Латгалка утерла рот подолом, сплюнула, сказала: «Таперя ляг, о офицер, расслабься, я песенку тебе спою».
Я лег, уставив взор в потрескавшийся потолок. Она же затянула песню, в которой звучала тоска племен, которых миграция народов забросила в Латгалию еще в далекие столетья.
Латгалка пела, а образ ея менялся на глазах: все больше раздувалась грудь, глаза светлели и наливались желтым цветом, а голос снижался до низких вибрирующих нот… Однако это меня не устрашало, а как-то зачаровывало…
Пропев куплет о бедном крестьянском парне Кондрусе, латгалка встала, рванула за веревку, кровать со скрипом перевернулась. В блаженном состоянии, лицом книзу, свалился я в подвал.

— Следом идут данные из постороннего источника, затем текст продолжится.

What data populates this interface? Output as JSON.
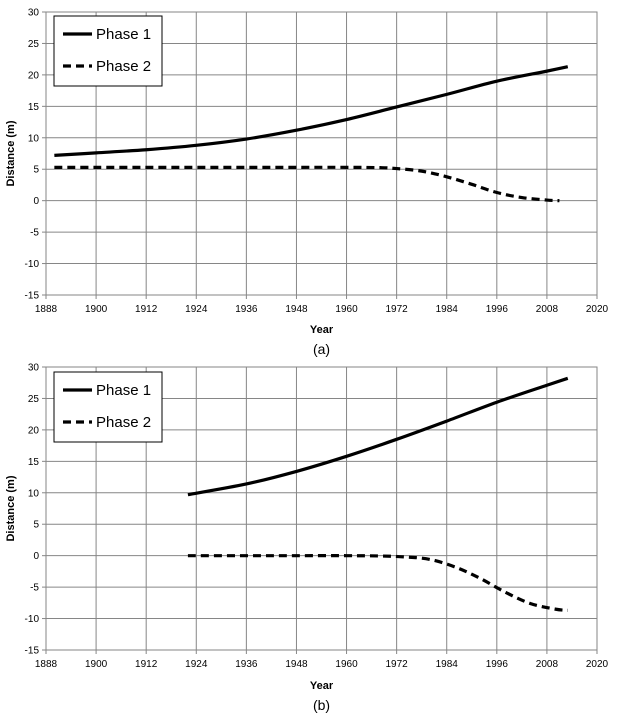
{
  "chart_data": [
    {
      "type": "line",
      "caption": "(a)",
      "xlabel": "Year",
      "ylabel": "Distance (m)",
      "xlim": [
        1888,
        2020
      ],
      "ylim": [
        -15,
        30
      ],
      "x_ticks": [
        "1888",
        "1900",
        "1912",
        "1924",
        "1936",
        "1948",
        "1960",
        "1972",
        "1984",
        "1996",
        "2008",
        "2020"
      ],
      "y_ticks": [
        "30",
        "25",
        "20",
        "15",
        "10",
        "5",
        "0",
        "-5",
        "-10",
        "-15"
      ],
      "grid": true,
      "legend_position": "top-left",
      "series": [
        {
          "name": "Phase 1",
          "style": "solid",
          "color": "#000000",
          "x": [
            1890,
            1900,
            1912,
            1924,
            1936,
            1948,
            1960,
            1972,
            1984,
            1996,
            2008,
            2013
          ],
          "y": [
            7.2,
            7.6,
            8.1,
            8.8,
            9.8,
            11.2,
            12.9,
            14.9,
            16.9,
            19.0,
            20.6,
            21.3
          ]
        },
        {
          "name": "Phase 2",
          "style": "dashed",
          "color": "#000000",
          "x": [
            1890,
            1900,
            1912,
            1924,
            1936,
            1948,
            1960,
            1968,
            1972,
            1978,
            1984,
            1990,
            1996,
            2002,
            2008,
            2011
          ],
          "y": [
            5.3,
            5.3,
            5.3,
            5.3,
            5.3,
            5.3,
            5.3,
            5.25,
            5.1,
            4.7,
            3.8,
            2.6,
            1.3,
            0.5,
            0.1,
            0.0
          ]
        }
      ]
    },
    {
      "type": "line",
      "caption": "(b)",
      "xlabel": "Year",
      "ylabel": "Distance (m)",
      "xlim": [
        1888,
        2020
      ],
      "ylim": [
        -15,
        30
      ],
      "x_ticks": [
        "1888",
        "1900",
        "1912",
        "1924",
        "1936",
        "1948",
        "1960",
        "1972",
        "1984",
        "1996",
        "2008",
        "2020"
      ],
      "y_ticks": [
        "30",
        "25",
        "20",
        "15",
        "10",
        "5",
        "0",
        "-5",
        "-10",
        "-15"
      ],
      "grid": true,
      "legend_position": "top-left",
      "series": [
        {
          "name": "Phase 1",
          "style": "solid",
          "color": "#000000",
          "x": [
            1922,
            1936,
            1948,
            1960,
            1972,
            1984,
            1996,
            2008,
            2013
          ],
          "y": [
            9.7,
            11.4,
            13.4,
            15.8,
            18.5,
            21.4,
            24.4,
            27.1,
            28.2
          ]
        },
        {
          "name": "Phase 2",
          "style": "dashed",
          "color": "#000000",
          "x": [
            1922,
            1936,
            1948,
            1960,
            1968,
            1974,
            1980,
            1986,
            1992,
            1998,
            2004,
            2010,
            2013
          ],
          "y": [
            0.0,
            0.0,
            0.0,
            0.0,
            -0.05,
            -0.2,
            -0.6,
            -1.8,
            -3.6,
            -5.8,
            -7.6,
            -8.5,
            -8.7
          ]
        }
      ]
    }
  ]
}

Удар был очень чувствителен, отбиты оказались не только мышцы лица, но также грудная клетка, живот и половые органы. Пытался встать, однако не получалось. Лишь после неимоверных усилий я обернул лицо: посередине комнаты, при свете свечей, они сидели, резались в карты и мирно беседовали. Мое присутствие их вовсе не трогало.
Они сидели мирно, играли в карты, прикуривали от свечей, меня не замечая и, видимо, не собираясь замечать. Козлиные хвосты болтались под каждым из сидящих. Засохшие комки навоза — на этих симпатичных кисточках.
Беседа вращалась вокруг России. «Я ставлю на то, — промолвил бледный господин во фраке, — что ни одна скотина не будет защищать престол, царя, отечество».
— Да это и понятно, Аркадий, — ответил сухонький старик, — об этом никто не спорит, а я вот осмелюсь утверждать, что каждый продаст отца, родную мать и церковь.
Их третий собеседник, косой и красномордый, одетый по-крестьянски, рыгнул и громко загоготал: «Вы, знать, интеллигенты, высоко рассуждаете. А я бьюсь об заклад, что каждый из них продаст свою бессмертную за пайку хлеба и утешительное слово. И никогда и ни за что они не отрекутся от этой привилегии».
— Все это слишком пессимистично даже для моих, поросших диким волосом, ушей, — сказал Аркадий, черт-интеллигент. — Давайте-ка заглянем в магический кристалл, посмотрим, кто больше прав.